“All right.”
“I’ve noticed the things aren’t half clean when I leave them to you to do.”
“I’m sorry; why didn’t you tell me?”
“I suppose yon never did the washing-up in England. Too grand?”
But Nora was not to be ruffled just now. Her resentment against Taylor, who was sitting watching her as if he read her thoughts—she often wondered how much of them he did read—made anything Gertie said seem momentarily unimportant.
“I don’t suppose anyone would wash up if they could help it. It’s not very amusing.”
“You always want to be amused?”
“No, but I want to be happy.”
“Well,” said Gertie sharply, “you’ve got a roof over your head and a comfortable bed to sleep in, three good meals a day and plenty to do. That’s all anybody wants to make them happy, I guess.”
“Oh, Lord!” exclaimed Reggie from his corner.
“Well,” said Gertie, turning sharply on him, “if you don’t like Canada, why did you come out?”
“You don’t suppose,” said Hornby, rising slowly to his feet, “I’d have let them send me if I’d have known what I was in for, do you? Not much. Up at five in the morning and working about the place like a navvy till your back feels as if it ’ud break, and then back again in the afternoon. And the same thing day after day. What was the good of sending me to Harrow and Oxford if that’s what I’ve got to do all my life?”
There was a tragic dignity in his tone which for the moment held even Gertie silent. It was her husband who answered him, and Gertie’s jealous ear detected a certain wistfulness in his voice.
“You’ll get used to it soon enough, Reg. It is a bit hard at first, I’ll admit. But when you get your foot in, you wouldn’t change it for any other life.”
“This isn’t a country for a man to go to sleep in and wait for something to turn up,” said Gertie aggressively.
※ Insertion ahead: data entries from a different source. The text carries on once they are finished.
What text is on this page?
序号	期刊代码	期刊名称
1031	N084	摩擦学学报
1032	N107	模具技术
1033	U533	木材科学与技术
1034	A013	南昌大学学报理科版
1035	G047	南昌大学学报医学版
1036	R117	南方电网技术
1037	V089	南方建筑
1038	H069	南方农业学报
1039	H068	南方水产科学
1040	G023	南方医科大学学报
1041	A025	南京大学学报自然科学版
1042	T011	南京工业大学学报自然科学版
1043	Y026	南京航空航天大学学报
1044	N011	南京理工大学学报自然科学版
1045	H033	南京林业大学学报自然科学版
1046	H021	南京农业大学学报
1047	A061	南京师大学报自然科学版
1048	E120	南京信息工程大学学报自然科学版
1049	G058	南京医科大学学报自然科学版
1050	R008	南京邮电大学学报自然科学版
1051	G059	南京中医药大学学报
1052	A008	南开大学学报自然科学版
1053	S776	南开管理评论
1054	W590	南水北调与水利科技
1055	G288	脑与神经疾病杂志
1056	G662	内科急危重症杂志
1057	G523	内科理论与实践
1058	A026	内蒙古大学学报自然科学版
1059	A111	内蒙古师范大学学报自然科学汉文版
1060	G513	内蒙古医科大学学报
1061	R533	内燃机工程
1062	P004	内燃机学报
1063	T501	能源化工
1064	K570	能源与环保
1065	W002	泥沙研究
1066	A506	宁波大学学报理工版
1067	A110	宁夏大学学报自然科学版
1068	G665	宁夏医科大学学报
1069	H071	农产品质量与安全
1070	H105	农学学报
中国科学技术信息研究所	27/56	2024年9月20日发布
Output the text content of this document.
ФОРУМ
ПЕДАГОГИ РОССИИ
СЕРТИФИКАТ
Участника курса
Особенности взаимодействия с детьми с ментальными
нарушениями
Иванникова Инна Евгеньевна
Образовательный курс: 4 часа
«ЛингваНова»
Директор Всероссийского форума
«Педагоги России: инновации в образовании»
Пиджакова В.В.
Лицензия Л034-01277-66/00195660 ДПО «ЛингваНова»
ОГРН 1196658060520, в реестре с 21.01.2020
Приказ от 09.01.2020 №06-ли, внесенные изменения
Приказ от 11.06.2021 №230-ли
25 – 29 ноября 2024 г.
“I wouldn’t go back to England now, not for nothing,” said Trotter, stung to an unusual burst of eloquence. “England! Eighteen bob a week, that’s what I earned. And no prospects. Out of work five months in the year.”
“What did you do in England!” asked Nora curiously.
“Bricklayer, Miss.”
“You needn’t call her Miss,” said Gertie heatedly. “You call me Gertie, don’t you? Well, her name’s Nora.”
“What with strikes and bad times,” went on Trotter unheeding, “you never knew where you was. And the foreman always bullying you. I don’t know what all. I ’ad about enough of it, I can tell you. I’ve never been out of work since the day I landed. I’ve ’ad as much to eat as I wanted and I’m saving money. In this country everybody’s as good as everybody else.”
“If not better,” said Nora dryly.
“In two years I shall be able to set up for myself. Why, there’s old man Thompson, up at Pratt. He started as a bricklayer, same as I. Come from Yorkshire, he did. He’s got seven thousand dollars in the bank now.”